Are Tomatoes to Blame for the Recent Salmonella Outbreak?


The short answer to today's headline is maybe.


The CDC is working with public health officials in many states, the Indian Health Service and the FDA to investigate the multistate outbreak of salmonella infections.

Initial investigations comparing foods eaten by affected and nonaffected individuals identified raw tomatoes as the likely culprit, but recent clusters of illnesses point to restaurant food prepared with tomatoes and other ingredients, including fresh hot chili peppers (jalapeños) and fresh cilantro. At press time, however, no single food source has been positively implicated.

Since April, 971 people have become ill in 40 states, the District of Columbia and Canada. Three of the four Canadians involved appear to have been infected while traveling in the United States.

It can take 2-3 weeks for a person to become ill after eating tainted food. So far, 189 people have been hospitalized, and the death of a Texas man in his 80s has been associated with this outbreak. Another Texas man, a cancer patient in his 60s, was found to have the infection, which may have contributed to his death.

Because many individuals with salmonella never visit their physicians for a stool specimen, federal officials believe many more illnesses have occurred than those reported.

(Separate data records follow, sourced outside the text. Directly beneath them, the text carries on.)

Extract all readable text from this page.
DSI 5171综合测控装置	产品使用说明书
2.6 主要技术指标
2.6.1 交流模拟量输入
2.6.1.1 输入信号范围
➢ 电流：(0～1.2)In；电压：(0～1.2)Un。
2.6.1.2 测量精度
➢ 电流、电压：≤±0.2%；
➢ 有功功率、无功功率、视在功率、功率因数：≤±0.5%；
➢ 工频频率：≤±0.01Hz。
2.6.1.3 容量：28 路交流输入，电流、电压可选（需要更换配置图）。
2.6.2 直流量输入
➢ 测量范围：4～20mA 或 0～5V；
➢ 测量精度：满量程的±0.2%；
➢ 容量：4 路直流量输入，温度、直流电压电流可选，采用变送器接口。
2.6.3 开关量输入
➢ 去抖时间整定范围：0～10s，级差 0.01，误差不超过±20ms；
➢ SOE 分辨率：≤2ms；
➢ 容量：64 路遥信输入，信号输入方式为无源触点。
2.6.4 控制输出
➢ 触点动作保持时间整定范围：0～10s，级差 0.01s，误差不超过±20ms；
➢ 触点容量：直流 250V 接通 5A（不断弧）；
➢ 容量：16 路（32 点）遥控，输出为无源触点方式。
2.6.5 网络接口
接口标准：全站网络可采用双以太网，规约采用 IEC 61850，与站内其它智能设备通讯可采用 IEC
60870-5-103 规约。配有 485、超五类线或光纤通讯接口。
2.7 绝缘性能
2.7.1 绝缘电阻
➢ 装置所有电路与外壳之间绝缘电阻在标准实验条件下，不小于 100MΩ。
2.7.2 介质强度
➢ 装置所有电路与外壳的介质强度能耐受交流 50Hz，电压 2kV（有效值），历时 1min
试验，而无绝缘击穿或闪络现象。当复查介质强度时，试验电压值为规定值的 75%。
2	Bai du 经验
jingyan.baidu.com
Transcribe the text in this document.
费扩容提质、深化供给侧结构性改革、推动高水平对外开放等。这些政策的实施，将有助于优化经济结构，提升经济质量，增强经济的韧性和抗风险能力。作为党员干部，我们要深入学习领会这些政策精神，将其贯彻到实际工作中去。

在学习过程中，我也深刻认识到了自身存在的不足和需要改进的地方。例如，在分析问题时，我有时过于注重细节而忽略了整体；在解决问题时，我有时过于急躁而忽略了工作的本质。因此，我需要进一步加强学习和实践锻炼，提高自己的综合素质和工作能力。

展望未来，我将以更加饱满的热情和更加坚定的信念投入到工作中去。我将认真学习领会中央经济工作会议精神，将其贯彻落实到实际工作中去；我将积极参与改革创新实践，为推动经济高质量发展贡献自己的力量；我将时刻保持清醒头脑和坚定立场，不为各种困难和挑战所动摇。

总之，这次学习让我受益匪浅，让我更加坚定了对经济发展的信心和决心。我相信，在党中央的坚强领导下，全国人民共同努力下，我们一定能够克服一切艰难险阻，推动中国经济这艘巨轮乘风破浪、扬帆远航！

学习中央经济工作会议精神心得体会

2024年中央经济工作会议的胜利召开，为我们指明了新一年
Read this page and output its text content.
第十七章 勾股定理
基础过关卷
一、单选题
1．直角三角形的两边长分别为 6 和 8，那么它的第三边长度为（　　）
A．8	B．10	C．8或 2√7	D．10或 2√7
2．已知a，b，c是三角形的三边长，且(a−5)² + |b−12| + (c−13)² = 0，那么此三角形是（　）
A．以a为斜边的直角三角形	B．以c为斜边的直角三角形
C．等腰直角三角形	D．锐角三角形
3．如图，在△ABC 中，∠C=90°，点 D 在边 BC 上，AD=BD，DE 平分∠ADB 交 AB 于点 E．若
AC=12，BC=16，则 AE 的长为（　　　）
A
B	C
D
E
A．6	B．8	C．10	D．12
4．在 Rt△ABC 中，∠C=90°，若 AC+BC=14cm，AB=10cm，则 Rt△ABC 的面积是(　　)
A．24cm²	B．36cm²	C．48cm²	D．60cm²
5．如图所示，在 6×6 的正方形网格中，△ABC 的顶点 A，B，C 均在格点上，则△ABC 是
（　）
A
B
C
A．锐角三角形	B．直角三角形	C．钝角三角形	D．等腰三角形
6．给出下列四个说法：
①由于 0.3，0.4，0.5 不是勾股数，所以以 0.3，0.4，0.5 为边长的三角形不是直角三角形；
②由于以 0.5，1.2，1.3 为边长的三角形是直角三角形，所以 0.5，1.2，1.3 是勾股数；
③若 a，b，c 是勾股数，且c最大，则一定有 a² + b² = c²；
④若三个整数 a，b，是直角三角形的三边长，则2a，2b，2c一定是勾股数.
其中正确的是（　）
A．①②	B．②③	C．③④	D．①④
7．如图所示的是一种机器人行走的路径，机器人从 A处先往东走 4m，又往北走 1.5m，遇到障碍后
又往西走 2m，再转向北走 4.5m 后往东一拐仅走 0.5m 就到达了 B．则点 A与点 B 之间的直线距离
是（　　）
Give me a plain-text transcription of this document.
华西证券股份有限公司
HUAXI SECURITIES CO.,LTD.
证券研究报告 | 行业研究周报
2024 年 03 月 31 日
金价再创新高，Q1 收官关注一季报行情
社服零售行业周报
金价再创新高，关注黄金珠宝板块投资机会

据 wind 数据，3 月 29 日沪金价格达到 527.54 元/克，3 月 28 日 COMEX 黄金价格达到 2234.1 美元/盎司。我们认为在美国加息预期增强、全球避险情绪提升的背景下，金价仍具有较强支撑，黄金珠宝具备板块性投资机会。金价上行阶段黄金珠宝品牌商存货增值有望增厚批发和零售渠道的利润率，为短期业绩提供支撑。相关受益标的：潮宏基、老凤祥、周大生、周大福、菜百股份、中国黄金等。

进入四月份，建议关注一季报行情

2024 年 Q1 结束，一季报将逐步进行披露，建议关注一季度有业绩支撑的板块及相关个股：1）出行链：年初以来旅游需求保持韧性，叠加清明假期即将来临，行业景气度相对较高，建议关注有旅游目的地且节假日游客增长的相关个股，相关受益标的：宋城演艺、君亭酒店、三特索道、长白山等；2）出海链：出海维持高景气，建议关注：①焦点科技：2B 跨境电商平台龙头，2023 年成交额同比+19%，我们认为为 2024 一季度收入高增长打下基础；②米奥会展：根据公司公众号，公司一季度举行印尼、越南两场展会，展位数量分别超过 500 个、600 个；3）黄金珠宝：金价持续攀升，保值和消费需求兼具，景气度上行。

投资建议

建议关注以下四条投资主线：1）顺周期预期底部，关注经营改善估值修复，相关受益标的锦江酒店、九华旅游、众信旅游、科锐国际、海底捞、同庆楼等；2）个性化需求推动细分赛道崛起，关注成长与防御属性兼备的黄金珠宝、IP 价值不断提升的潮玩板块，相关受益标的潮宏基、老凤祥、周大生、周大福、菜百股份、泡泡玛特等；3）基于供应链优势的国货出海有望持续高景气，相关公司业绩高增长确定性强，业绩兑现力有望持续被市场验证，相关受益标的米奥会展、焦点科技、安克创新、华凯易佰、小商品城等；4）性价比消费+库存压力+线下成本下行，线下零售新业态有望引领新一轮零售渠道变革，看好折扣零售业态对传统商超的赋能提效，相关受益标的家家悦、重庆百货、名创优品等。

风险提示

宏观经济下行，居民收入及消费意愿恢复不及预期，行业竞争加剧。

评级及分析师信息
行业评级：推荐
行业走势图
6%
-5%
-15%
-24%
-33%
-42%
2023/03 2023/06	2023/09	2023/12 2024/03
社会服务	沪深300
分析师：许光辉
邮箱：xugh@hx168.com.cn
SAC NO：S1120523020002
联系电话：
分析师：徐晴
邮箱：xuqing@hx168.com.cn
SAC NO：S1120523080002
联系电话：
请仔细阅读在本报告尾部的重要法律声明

Those who are infected usually develop diarrhea, fever and abdominal cramps 12-72 hours after infection. The illness usually lasts 4-7 days, and most people recover without treatment. Infants, the elderly and those with impaired immune systems are more likely to develop severe illness, which can spread from the intestines to the bloodstream and other body sites.

All U.S. consumers are advised to:

  • Refrigerate or discard cut, peeled or cooked tomatoes within 2 hours.
  • Avoid purchasing bruised or damaged tomatoes, and discard any that appear spoiled.
  • Thoroughly wash all tomatoes under running water.
  • Keep tomatoes that will be consumed raw separate from raw meats, raw seafood and raw produce items.
  • Wash cutting boards, dishes, utensils and countertops with hot water and soap when switching between types of food products.